From Now to Then, From Here to There, From Why to How
“Not everyone grows to be old, but everyone has been younger than he is now.”
Evelyn Waugh, the 20th century English Novelist, Biographer, and Journalist gave us these precise words of wisdom that nobody can refute. But, the big question is where do we see any sense in this quote.
For the layman, it might be a simple fact of life. For the discerning, however, there is ample amount of caution regarding the direction our life has taken. These words also tell us to be watchful of the future by learning from others’ mistakes as none of us will live long enough to commit them all ourselves.
Paying attention to this small sliver of intelligence can help us determine the gap between our current state and the desired level of success (from now to then.) The next best advantage lies in our thoughts that shall help us chart the course to the goal (from here to there.) For those determined enough, these words will offer the justification for the chosen path (why,) and the process to address oncoming challenges (how.)
“I keep six honest serving men: They taught me all I knew: Their names are What and Why and When and How and Where and Who.” – J. Rudyard Kipling, the late 19th and early 20th Century, English journalist, short-story writer, poet, and novelist explained the significance of the 5W’s in our lives so eloquently. Coupled with the process to initiate action in his “how’ we can solve almost any problem and face any challenge. Anyone desirous of success in life must learn to practice the above 5 W analytical skills, before taking a major decision (the ‘how.’)
“To listen well is as powerful a means of communication and influence as to talk well.” -John Marshall, one of the longest-serving, former Chief Justices of the Supreme Court of the United States gave us this valuable lesson in effective communication. How can anyone become successful without this essential skill? Justice Marshall tells us to stop talking and starting to listen.
Although we all know the significance of the fantastic magnetic capability of empathy, the power to attentively listen to the speaker yet, we often forget it and resort to interrupting the speaker. Such an act sends out an unmistakable message of disrespect thereby alienating us from the speaker as well as any or all others not interested in our reasoning.
Let us take a practical approach and analyze how keeping silent can help us advance towards our future goals. First of all, we express our open-mindedness by giving the other person a chance to share his/her opinion without interruption.
To take this message of active listening a bit further, let us pay attention to the following quote from Jean de la Bruyère, the 17th Century French satirical philosopher, and moralist: “It is a great misfortune not to possess sufficient wit to speak well, nor sufficient judgment to keep silent.”
Although born more than a hundred years apart, both of the above-quoted individuals found consistent value in the power of listening skills.
Let us take a practical approach and analyze how keeping silent can help us advance towards our future goals.
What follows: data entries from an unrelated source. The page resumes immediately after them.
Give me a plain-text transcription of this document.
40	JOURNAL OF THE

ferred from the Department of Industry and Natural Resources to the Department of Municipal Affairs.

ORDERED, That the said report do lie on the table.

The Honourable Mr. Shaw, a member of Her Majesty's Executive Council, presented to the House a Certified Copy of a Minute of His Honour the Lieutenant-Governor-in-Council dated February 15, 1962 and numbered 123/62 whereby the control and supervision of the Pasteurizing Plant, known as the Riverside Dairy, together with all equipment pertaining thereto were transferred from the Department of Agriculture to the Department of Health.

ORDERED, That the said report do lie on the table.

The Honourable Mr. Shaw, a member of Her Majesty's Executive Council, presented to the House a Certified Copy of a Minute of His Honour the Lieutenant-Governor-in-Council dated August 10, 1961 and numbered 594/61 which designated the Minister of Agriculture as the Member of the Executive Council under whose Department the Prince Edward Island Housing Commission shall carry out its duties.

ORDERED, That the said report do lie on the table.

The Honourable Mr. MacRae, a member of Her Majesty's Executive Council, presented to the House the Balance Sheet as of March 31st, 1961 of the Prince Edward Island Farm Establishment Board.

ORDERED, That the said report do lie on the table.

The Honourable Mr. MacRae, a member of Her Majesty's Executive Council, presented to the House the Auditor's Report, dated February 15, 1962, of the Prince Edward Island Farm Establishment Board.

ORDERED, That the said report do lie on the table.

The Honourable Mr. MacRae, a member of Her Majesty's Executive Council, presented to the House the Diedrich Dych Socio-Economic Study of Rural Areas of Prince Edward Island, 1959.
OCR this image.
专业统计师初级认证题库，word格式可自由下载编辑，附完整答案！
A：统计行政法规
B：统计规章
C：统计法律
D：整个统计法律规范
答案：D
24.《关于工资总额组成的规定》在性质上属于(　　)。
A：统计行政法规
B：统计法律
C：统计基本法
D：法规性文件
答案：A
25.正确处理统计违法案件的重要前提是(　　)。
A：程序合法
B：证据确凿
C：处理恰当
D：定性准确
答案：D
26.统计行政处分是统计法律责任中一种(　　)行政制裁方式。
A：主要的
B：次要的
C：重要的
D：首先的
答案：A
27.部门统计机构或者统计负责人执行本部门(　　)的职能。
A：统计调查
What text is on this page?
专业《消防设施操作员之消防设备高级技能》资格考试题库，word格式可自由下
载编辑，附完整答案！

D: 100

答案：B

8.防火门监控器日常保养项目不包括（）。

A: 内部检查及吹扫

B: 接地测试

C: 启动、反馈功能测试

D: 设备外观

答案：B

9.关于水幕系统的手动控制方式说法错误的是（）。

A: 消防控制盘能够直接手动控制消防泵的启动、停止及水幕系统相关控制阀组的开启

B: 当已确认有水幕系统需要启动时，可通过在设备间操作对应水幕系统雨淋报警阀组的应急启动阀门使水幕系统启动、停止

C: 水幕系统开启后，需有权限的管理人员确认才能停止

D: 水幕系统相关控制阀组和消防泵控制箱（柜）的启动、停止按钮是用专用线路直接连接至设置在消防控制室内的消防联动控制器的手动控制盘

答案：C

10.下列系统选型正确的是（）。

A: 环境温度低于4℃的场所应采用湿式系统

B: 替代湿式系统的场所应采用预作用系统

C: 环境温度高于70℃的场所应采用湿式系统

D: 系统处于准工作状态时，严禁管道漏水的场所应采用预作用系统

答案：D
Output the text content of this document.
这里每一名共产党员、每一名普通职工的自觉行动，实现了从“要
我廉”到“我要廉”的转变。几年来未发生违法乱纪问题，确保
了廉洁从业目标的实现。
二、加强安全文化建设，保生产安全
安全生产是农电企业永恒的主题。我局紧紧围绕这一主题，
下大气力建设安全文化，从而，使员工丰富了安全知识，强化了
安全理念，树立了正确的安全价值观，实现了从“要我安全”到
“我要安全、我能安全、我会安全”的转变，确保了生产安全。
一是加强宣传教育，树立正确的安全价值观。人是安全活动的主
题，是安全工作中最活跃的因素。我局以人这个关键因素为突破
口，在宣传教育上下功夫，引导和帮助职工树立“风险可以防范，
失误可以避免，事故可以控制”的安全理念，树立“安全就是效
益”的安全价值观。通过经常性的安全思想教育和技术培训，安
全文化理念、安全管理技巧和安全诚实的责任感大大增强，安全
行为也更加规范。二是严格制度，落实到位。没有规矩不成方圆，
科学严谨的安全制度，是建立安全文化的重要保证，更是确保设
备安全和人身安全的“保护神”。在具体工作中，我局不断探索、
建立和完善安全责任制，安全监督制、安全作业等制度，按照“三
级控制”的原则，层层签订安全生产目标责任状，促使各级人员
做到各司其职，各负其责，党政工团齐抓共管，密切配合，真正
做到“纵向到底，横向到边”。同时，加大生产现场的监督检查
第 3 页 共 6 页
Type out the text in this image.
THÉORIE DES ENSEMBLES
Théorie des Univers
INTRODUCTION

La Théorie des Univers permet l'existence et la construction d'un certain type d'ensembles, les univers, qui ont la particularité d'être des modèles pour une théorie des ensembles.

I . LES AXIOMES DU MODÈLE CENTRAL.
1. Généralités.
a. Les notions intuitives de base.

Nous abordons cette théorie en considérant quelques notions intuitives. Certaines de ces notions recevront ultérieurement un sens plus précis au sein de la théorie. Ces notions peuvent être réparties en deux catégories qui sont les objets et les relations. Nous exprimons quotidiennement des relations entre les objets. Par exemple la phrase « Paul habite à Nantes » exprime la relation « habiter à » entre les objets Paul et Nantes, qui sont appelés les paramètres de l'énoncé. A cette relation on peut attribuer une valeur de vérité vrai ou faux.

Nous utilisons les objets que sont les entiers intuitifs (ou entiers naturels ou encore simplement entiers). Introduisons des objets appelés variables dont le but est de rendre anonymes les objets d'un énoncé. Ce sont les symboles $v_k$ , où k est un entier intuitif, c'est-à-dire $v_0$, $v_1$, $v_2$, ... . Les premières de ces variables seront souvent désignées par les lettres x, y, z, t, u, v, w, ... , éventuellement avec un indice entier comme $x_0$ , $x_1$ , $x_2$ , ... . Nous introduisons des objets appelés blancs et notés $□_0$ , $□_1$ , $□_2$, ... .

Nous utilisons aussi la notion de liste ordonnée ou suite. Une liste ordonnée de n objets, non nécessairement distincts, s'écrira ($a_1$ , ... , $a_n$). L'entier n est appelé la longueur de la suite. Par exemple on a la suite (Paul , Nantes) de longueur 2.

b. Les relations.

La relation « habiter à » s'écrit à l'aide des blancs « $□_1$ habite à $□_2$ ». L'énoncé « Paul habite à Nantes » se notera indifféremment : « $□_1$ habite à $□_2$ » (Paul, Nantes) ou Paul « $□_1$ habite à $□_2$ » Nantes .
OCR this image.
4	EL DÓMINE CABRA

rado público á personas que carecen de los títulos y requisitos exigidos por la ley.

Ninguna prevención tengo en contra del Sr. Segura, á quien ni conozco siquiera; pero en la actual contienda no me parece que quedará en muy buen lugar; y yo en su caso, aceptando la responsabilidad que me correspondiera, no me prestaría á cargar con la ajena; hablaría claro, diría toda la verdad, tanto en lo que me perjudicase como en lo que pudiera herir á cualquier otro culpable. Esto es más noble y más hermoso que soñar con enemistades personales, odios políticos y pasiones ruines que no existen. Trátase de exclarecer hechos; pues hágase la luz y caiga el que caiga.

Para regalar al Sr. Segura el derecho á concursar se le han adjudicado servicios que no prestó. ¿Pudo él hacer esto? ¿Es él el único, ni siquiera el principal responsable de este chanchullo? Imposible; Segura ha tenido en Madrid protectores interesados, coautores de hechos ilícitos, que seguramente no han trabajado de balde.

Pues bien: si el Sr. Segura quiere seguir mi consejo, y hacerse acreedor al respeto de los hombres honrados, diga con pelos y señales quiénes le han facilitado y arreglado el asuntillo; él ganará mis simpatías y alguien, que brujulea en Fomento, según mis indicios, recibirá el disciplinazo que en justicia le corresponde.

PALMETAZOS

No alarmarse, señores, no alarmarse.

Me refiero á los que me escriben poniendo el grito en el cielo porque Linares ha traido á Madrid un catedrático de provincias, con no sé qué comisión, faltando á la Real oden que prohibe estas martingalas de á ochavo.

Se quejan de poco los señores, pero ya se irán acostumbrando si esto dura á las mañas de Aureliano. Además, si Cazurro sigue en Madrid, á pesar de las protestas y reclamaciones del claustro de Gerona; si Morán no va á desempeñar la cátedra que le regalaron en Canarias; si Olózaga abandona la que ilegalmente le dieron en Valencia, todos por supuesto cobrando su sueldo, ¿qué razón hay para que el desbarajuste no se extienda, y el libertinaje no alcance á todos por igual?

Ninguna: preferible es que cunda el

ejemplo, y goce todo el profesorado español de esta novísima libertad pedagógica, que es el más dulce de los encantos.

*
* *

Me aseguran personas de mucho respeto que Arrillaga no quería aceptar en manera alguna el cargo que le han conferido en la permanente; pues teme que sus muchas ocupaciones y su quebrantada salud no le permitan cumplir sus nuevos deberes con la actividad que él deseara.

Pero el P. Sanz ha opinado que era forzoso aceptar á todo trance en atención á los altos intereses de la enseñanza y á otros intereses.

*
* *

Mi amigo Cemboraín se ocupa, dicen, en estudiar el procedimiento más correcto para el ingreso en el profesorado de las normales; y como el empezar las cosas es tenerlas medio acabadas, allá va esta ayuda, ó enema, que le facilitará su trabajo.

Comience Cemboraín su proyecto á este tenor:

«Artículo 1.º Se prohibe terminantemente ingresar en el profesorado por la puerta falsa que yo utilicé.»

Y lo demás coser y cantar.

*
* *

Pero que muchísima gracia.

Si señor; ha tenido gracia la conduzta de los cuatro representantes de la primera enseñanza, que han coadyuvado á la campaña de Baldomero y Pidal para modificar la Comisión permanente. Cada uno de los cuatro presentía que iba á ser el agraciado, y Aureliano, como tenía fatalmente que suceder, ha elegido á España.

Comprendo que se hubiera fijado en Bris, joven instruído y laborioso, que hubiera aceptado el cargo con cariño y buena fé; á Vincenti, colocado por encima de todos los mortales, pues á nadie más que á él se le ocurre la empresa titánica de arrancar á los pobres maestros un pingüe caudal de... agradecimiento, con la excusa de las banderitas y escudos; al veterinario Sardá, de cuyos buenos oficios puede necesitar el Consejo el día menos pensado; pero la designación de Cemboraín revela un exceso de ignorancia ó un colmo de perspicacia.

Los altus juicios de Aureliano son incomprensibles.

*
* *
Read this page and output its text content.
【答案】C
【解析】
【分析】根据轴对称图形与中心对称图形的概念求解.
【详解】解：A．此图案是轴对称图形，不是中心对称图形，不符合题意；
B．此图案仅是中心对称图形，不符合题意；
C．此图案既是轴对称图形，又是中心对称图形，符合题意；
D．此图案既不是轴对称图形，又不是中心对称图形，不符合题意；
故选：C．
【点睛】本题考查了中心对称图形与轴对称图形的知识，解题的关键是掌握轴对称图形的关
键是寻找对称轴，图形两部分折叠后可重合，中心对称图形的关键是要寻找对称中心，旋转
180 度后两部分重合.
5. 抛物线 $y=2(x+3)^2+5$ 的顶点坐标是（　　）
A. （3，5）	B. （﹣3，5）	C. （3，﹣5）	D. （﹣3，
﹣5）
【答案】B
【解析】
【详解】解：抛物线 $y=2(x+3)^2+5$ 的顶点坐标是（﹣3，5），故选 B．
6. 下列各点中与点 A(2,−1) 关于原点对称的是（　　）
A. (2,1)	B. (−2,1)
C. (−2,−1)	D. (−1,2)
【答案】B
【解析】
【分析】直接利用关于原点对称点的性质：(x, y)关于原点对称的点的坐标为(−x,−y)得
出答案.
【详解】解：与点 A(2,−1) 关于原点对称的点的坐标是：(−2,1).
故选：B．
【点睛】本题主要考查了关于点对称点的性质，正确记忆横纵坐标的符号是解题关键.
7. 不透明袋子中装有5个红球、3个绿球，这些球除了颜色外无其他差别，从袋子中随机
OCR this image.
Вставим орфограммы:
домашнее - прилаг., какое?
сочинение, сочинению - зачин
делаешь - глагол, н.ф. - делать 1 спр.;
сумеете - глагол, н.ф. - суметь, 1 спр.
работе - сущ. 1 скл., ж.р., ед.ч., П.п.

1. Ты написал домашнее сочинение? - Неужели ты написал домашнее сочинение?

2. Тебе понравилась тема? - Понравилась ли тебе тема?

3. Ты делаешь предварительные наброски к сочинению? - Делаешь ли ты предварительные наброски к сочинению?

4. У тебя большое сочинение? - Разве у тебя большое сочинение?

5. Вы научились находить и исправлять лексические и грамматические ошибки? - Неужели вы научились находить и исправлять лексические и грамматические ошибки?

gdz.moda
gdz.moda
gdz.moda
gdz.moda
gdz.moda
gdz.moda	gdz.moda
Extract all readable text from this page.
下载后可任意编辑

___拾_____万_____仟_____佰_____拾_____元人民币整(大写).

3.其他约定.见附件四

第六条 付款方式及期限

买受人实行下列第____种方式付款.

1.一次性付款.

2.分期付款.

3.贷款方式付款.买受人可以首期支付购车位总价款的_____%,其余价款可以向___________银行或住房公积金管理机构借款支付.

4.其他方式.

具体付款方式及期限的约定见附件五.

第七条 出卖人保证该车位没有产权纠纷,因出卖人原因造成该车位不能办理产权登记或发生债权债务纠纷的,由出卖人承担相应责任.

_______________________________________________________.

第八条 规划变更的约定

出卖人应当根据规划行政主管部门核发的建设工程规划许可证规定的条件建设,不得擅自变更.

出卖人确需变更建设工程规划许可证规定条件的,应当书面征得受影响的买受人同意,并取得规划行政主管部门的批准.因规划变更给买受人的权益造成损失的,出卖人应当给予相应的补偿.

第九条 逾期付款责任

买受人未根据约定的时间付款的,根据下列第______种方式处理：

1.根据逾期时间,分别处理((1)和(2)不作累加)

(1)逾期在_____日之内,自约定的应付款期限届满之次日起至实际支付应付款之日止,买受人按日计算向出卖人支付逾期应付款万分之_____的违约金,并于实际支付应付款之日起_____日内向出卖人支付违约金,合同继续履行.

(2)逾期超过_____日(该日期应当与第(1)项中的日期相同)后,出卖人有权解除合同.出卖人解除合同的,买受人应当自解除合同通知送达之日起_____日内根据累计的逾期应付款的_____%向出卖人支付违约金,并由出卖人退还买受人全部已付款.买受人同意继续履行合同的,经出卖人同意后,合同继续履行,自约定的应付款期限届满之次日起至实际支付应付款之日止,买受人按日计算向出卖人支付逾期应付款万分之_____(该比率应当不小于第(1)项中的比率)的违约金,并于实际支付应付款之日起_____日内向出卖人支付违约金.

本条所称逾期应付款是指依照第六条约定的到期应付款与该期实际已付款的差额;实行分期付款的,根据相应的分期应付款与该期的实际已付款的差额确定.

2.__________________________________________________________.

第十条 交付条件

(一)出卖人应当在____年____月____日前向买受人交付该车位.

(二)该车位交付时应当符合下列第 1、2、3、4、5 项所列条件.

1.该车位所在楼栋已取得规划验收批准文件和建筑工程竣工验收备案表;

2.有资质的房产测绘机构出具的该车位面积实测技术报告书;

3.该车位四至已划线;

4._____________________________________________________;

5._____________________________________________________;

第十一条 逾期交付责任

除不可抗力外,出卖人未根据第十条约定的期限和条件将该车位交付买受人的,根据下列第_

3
First of all, we express our open-mindedness by giving the other person a chance to share his/her opinion without interruption. At the same time, our attention to the speaker’s message can, and it almost always does, give us a few valuable pointers, both for and against our position that we are going to suggest.
Gleaning the above relevant points from the other person’s message makes our submission all the more powerful as we can add more in-depth analysis. Our message will be direct and consistent rather than a shot in the dark. We can thus add to our information database and fine-tune our strategy as a result.
One of the most unfortunate examples of lack of this skill is found in our governments the world over. If you have ever watched a live session of the U.S. Congress or the Parliament in any other country, chaos created by the Opposition benches almost always creates the environment of a mad-house. No wonder, there is not much public welfare coming out of these wasteful practices. Why, because there is an utter lack of discussion forced by the abundance of arguments.
Thankfully, we as individuals, are not bound by any party guidelines that we must tow to retain our highly coveted seat in the government. As individuals, we are obliged to look after our own as well as our family’s concerns first and foremost. In business meetings, it is the organization we respect that must be our priority.
Once you have mastered the skill we call empathy, you have already half-won any battle because now you are empowered to see your opposite party at eye level. Your keenness to let the other person speak shall help you take notes of points of his/her highest consideration and thus give you sufficient leeway to negotiate from a position of authority*. Since it is an essential component of artful negotiations, I would much love to cover the same in greater detail in a future post.
“People are always blaming their circumstances for what they are. I don’t believe in circumstances. The people who get on in this world are the people who get up and look for the circumstances they want, and if they can’t find them, make them.” –George Bernard Shaw unravels the secret to success in no-holds-barred fashion by calling out all complainers to take the initiative and create their niche rather than make noise about what isn’t. His explanation of the final step, the “how” gives us the guaranteed recipe for progress in pursuit of success.
I remember an age-old French proverb that translates thus, “The first half of life is spent in longing for the second – the second half in regretting the first.” Will it not make more sense to save and properly use what we have rather than regretting later, once we are past the mark of ‘no return?’